British Defence Secretary Gavin Williamson said the UK stands “absolutely resolute” with Washington on the issue and called on the Kremlin to “get its house in order”, according to the Financial Times.
German Foreign Minister Heiko Maas said that Mr Trump’s announcement “raises difficult questions for us and Europe,” but noted that Russia hadn’t cleared up allegations of violating the treaty.
US Republican’s also questioned Mr Trump’s announcement, with Senator Rand Paul pointing the finger at Mr Bolton, saying on Fox News that he is likely the one advising Mr Trump to withdraw and “I don’t think he recognises the important achievement of Reagan and Gorbachev on this”.
Fellow Republican, senator Bob Corker also raised concerns that abandoning the deal could lead to the undoing of other important arms treaties, but suggested Mr Trump may just be trying to pressure Mr Putin.
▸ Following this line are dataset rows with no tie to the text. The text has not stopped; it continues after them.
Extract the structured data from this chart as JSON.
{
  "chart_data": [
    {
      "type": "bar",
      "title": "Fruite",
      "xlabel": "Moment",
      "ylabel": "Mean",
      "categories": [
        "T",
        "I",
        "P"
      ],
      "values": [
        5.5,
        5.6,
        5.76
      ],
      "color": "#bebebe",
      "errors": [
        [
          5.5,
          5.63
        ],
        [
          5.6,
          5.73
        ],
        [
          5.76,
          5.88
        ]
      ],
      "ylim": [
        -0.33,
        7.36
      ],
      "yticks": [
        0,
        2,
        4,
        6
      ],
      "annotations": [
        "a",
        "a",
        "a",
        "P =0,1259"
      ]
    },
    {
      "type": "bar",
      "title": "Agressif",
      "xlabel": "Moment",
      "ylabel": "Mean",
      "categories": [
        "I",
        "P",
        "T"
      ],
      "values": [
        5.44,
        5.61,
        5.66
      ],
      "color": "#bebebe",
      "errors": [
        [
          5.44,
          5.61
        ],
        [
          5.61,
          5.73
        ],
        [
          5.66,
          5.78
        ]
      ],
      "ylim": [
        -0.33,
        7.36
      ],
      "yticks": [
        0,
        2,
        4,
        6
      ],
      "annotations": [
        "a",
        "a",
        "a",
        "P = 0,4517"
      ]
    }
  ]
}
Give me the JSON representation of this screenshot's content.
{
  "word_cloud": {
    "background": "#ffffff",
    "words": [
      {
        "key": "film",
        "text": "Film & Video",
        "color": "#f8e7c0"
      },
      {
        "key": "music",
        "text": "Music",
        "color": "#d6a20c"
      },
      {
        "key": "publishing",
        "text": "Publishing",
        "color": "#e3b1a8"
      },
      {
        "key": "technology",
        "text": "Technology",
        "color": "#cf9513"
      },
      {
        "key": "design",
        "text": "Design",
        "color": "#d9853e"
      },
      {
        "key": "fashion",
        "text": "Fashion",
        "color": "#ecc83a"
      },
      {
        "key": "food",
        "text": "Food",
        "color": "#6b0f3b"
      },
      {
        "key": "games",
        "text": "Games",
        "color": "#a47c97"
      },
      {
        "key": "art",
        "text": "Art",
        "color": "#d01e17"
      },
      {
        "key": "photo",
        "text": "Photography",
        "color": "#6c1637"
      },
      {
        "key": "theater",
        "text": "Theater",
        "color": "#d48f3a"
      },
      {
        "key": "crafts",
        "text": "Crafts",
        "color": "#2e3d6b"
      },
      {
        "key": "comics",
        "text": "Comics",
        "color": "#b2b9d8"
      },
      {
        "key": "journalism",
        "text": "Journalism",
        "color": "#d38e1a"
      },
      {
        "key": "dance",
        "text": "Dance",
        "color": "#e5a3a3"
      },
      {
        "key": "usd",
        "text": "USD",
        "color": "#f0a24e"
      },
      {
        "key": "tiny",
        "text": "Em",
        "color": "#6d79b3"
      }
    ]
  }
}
“Maybe this is just a move to say, look … if you don’t straighten up we’re moving out of this,” he told CNN. “And I hope that’s the case.”
The prospect of withdrawing from the INF adds to the substantial tensions between Washington and Moscow, including allegations of Russian meddling in the 2016 presidential election and sanctions imposed over Russia’s involvement in the eastern Ukraine conflict.
On Friday, the US announced criminal charges against a Russian for alleged attempts to influence next month’s mid-term elections.